Infertility workup

Seek advice from a fertility specialist if:

  • You have failed to achieve a pregnancy after 12 months or more of regular unprotected intercourse.
  • You are aged 35 or above, with no pregnancy after 6 months of regular unprotected intercourse.
  • You have irregular menstrual periods.
  • You have had previous pelvic surgery, pelvic infection, ectopic pregnancy or other known gynaecological problems.
  • Your male partner has a history of chemotherapy, radiotherapy, genital trauma, surgery or infection.
  • You have difficulty in sexual intercourse.
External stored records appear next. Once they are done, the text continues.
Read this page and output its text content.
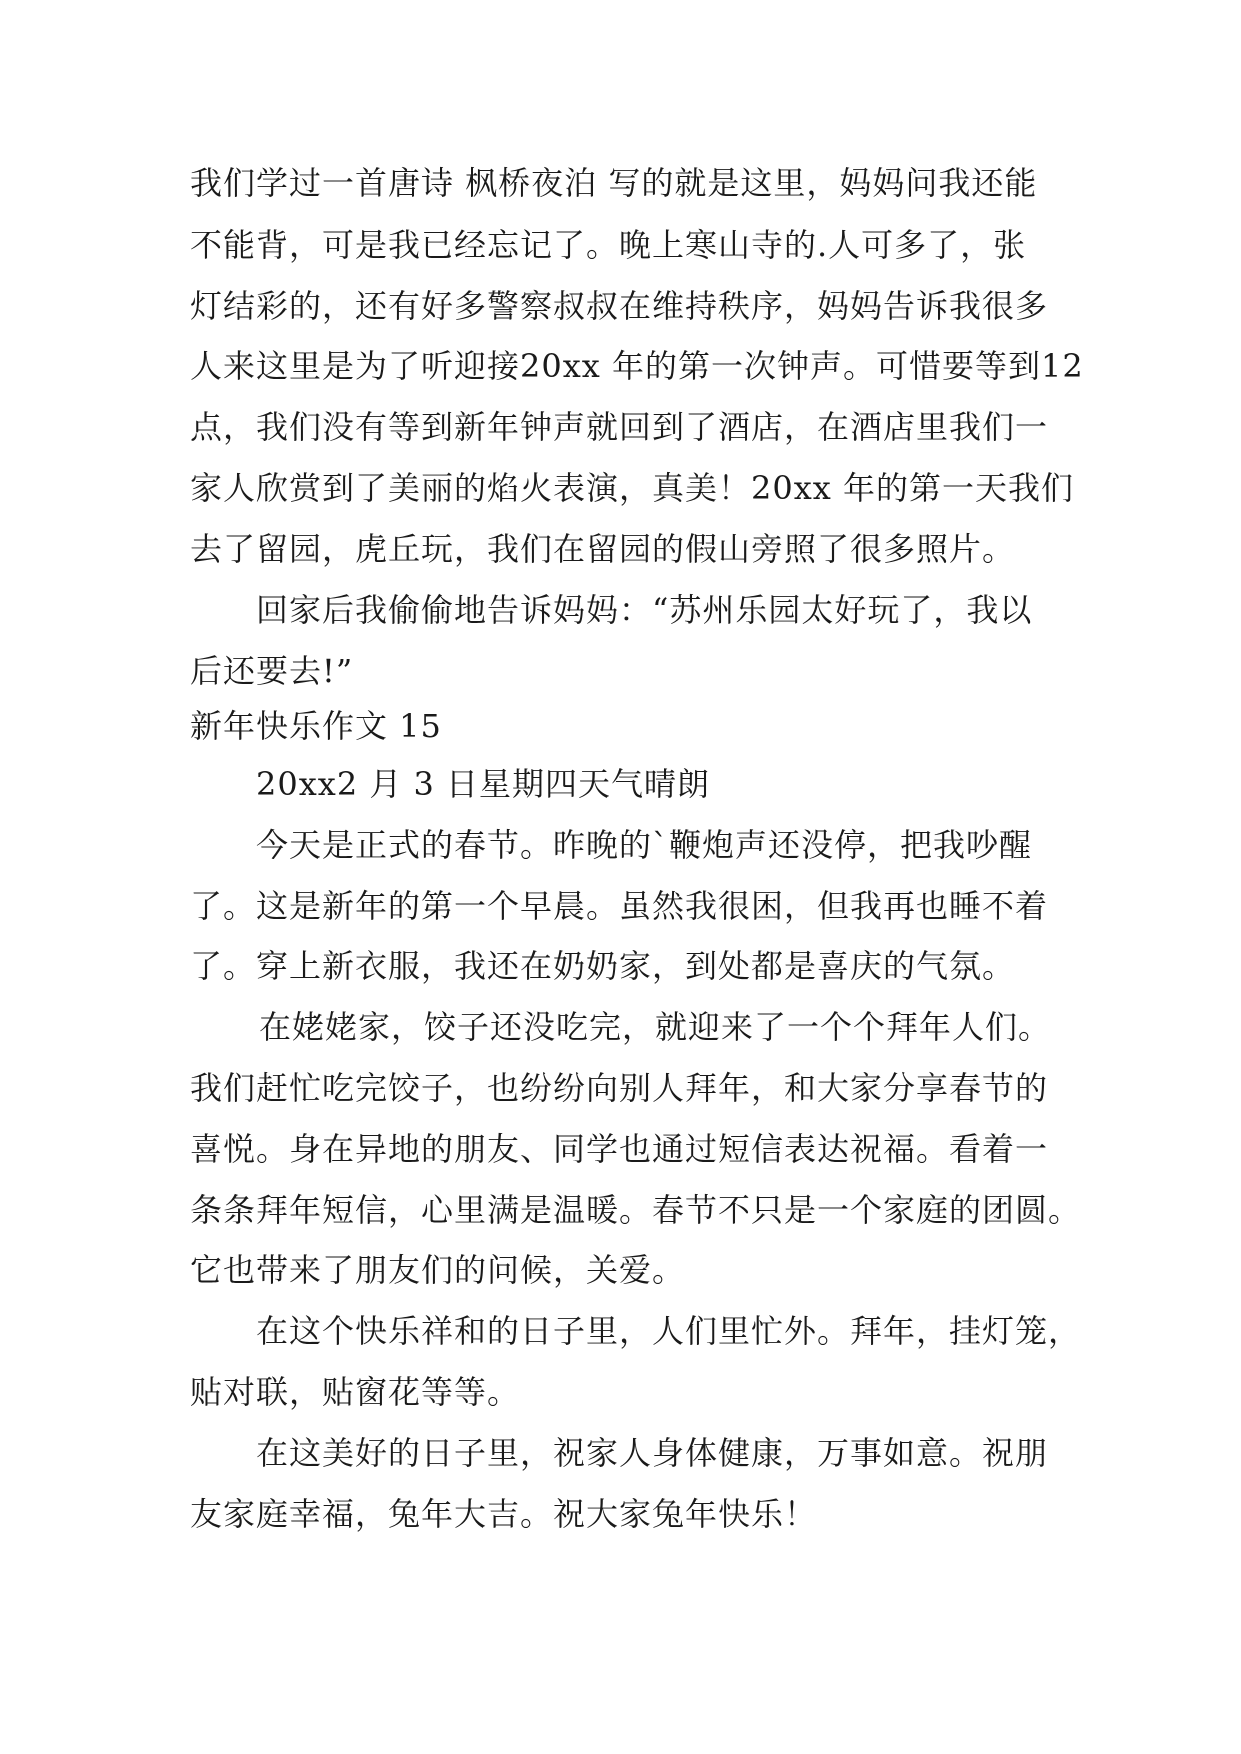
我们学过一首唐诗 枫桥夜泊 写的就是这里，妈妈问我还能
不能背，可是我已经忘记了。晚上寒山寺的.人可多了，张
灯结彩的，还有好多警察叔叔在维持秩序，妈妈告诉我很多
人来这里是为了听迎接20xx 年的第一次钟声。可惜要等到12
点，我们没有等到新年钟声就回到了酒店，在酒店里我们一
家人欣赏到了美丽的焰火表演，真美！20xx 年的第一天我们
去了留园，虎丘玩，我们在留园的假山旁照了很多照片。
回家后我偷偷地告诉妈妈：“苏州乐园太好玩了，我以
后还要去!”
新年快乐作文 15
20xx2 月 3 日星期四天气晴朗
今天是正式的春节。昨晚的`鞭炮声还没停，把我吵醒
了。这是新年的第一个早晨。虽然我很困，但我再也睡不着
了。穿上新衣服，我还在奶奶家，到处都是喜庆的气氛。
在姥姥家，饺子还没吃完，就迎来了一个个拜年人们。
我们赶忙吃完饺子，也纷纷向别人拜年，和大家分享春节的
喜悦。身在异地的朋友、同学也通过短信表达祝福。看着一
条条拜年短信，心里满是温暖。春节不只是一个家庭的团圆。
它也带来了朋友们的问候，关爱。
在这个快乐祥和的日子里，人们里忙外。拜年，挂灯笼，
贴对联，贴窗花等等。
在这美好的日子里，祝家人身体健康，万事如意。祝朋
友家庭幸福，兔年大吉。祝大家兔年快乐！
Your fertility specialist will take a detailed history from you and your partner, perform a physical examination and perform other investigations that may be necessary. These aim at identifying any potential factors that might impact fertility so as to tailor your individualized treatment plan.
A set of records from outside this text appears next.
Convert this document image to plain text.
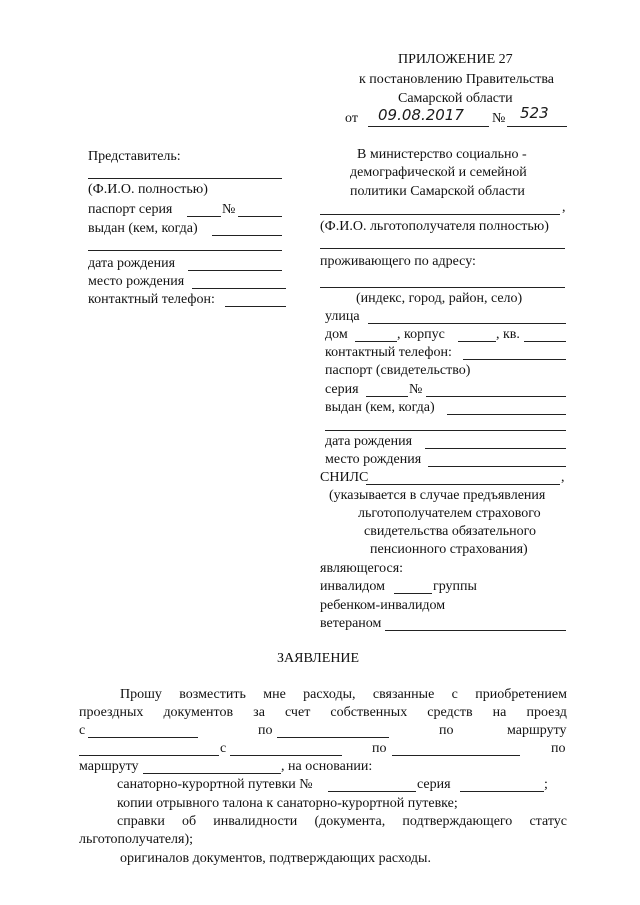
ПРИЛОЖЕНИЕ 27
к постановлению Правительства
Самарской области
от 09.08.2017 № 523
Представитель:
(Ф.И.О. полностью)
паспорт серия	№
выдан (кем, когда)
дата рождения
место рождения
контактный телефон:
В министерство социально -
демографической и семейной
политики Самарской области
,
(Ф.И.О. льготополучателя полностью)
проживающего по адресу:
(индекс, город, район, село)
улица
дом	, корпус	, кв.
контактный телефон:
паспорт (свидетельство)
серия	№
выдан (кем, когда)
дата рождения
место рождения
СНИЛС	,
(указывается в случае предъявления
льготополучателем страхового
свидетельства обязательного
пенсионного страхования)
являющегося:
инвалидом	группы
ребенком-инвалидом
ветераном
ЗАЯВЛЕНИЕ
Прошу возместить мне расходы, связанные с приобретением
проездных документов за счет собственных средств на проезд
с	по	по	маршруту
с	по	по
маршруту	, на основании:
санаторно-курортной путевки №	серия	;
копии отрывного талона к санаторно-курортной путевке;
справки об инвалидности (документа, подтверждающего статус
льготополучателя);
оригиналов документов, подтверждающих расходы.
Possible investigations for women include:

  • Ultrasound of the pelvis:
    • Check for any abnormality in the uterus and ovaries, e.g. uterine fibroids, adenomyosis, endometrial polyp, uterine septum or ovarian cysts.
    • An additional 3D USG can be done to give a better view of the uterine cavity.
    • Antral follicle count (AFC): The number of small follicles (antral follicles) in the ovaries is a measure of the ovarian reserve.
  • Checking tubal patency:
    • Hysterosalpingography (HSG): A more traditional way. A small catheter is put into the uterine cavity through the neck of the womb for injection of dye. X-ray is then used to see if the dye can flow into the fallopian tube and then the peritoneal cavity.
    • Hysterosalpingo-Foam Sonography (HyFoSy) or Hysterosalpingo-Contrast Sonography (HyCoSy): Newer ultrasound-based techniques to examine the fallopian tubes by injecting ultrasound-visible foam or contrast through the neck of the womb. It avoids the X-ray radiation with traditional HSG. It can be done in the fertility clinic and allows an integrated assessment of the fallopian tubes, uterus, uterine cavity and ovaries.
    • Laparoscopy + dye test (lap and dye): A keyhole surgery under general anaesthesia, enabling visualization of the pelvis and fallopian tubes. Dye is injected through the neck of the womb and is observed for flow into the peritoneal cavity through the fallopian tubes. Laparoscopy allows unblocking the tubes and other procedures at the same time, but carries risks associated with surgery and anaesthesia.
  • Hormonal profile:
    • In women with irregular menstrual cycles, blood tests are done to investigate the cause. The commonly done tests are luteinizing hormone (LH), follicle stimulating hormone (FSH), oestradiol (E2), prolactin level and thyroid function test.
    • Serum progesterone can be done to confirm the presence of ovulation, as progesterone is secreted by the ovulated follicle (called the ‘corpus luteum’).
  • Ovarian reserve tests:
    • Anti-mullerian hormone (AMH) (by blood test): The hormone is secreted by the small follicles in the ovaries, and is a good reflection of the ovarian reserve.
    • Antral follicle count (AFC) (by ultrasound): The number of small follicles (antral follicles) in the ovaries is a measure of the ovarian reserve.

Possible investigations for men include:

  • Semen analysis: The man submits the semen sample by masturbation. The sample is then examined in the laboratory under WHO semen analysis manual 6th edition criteria. A 2-7 day abstinence is recommended before the test for a more accurate result.
  • Hormonal profile: For men with poor sperm quality or no sperm in semen (azoospermia), a male hormone profile (blood tests) may be needed for further evaluation.
  • Referral to a urologist is sometimes necessary in men with poor sperm quality or no sperm present in the semen (azoospermia). Imaging of the genital organs may be needed.